Oppure immaginare i passi da fare – senza grande sforzo creativo, visto che tutti i parametri sono saltati. Se il terreno è pronto, le donne restano l’anello debole. Rappresentano una percentuale sproporzionatamente più ampia di occupati nei settori sanitari – più a rischio di contagio – e nelle professioni più colpite dai blocchi – dalla ristorazione al turismo. Ma sono anche quelle che per prime chiedono (unapologetic come mai) novità – di trattamento, di gestione sociale… Inoltre, caratteristiche più tipicamente (so di generalizzare) femminili come l’adattabilità, sono centrali nel rispondere ai nuovi bisogni del lavoro.
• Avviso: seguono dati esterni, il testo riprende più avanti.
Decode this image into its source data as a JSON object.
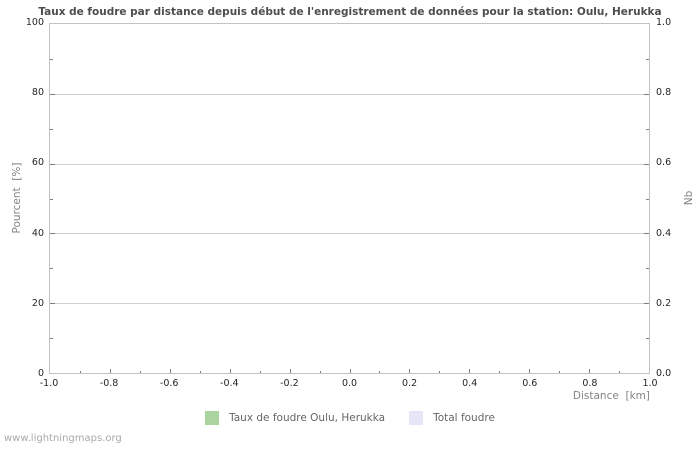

a Servono modelli di organizzazione professionale e personale che si adattino al presente fatto di distanziamento, possibili chiusure parziali, socialità modificata. D’improvviso rivediamo priorità e spazi e, lavorando in modo “smart”, ne scopriamo limiti e pregi. Certo non possiamo pensare a un futuro fatto solo di web-call e webinar, ma possiamo ri-pensare alla conciliazione tra lavoro e vita privata che meglio si adatti alle caratteristiche individuali. Non più “one size fits all”.

mp Meno spazio fisico e più mobilità intelligente. Sicuramente in Olanda, dove vivo, il passaggio al lavoro e all’istruzione digitale è stato più facile che in Italia – penso per esempio alle 24 ore che sono bastate a marzo alle scuole per riorganizzarsi, favorite da un accesso alla tecnologia diffuso già dalla scuola primaria. In generale comunque, almeno guardando certe professioni, il cambiamento ha tutte le carte in regola per essere duraturo. Conviene un po’ a tutti.

a Non bisogna pensare però che lo smart working sia la soluzione definitiva. Può influire negativamente sulle carriere delle donne se pensato come misura di conciliazione. Mentre può
e deve essere strumento di efficientamento dei tempi di lavoro, per tutti. Servirebbe per esempio una totale trasparenza nelle scelte dei profili, magari anche attraverso forzature imposte, come succede con la legge italiana che introduce quote di genere nei cda delle società quotate. Ma serve anche una nuova cultura della genitorialità, del bilanciamento degli impegni di cura – che in certi Paesi d’Europa è a un livello più avanzato –, dell’assistenza all’infanzia. Soluzioni innovative capaci di favorire anche il rilancio e determinare una spinta virtuosa in tanti ambiti.

mp Decisamente! Tra gli aspetti positivi del contesto attuale c’è una messa in discussione delle priorità personali e delle aspettative collettive. È un discorso complessissimo, non esauribile in poche righe, ma possiamo immaginare (e sperare) che, costretti da una situazione drammatica, si ripensino anche i propri obiettivi e necessità. E, da qui, si calibrino meglio le richieste per una società più inclusiva.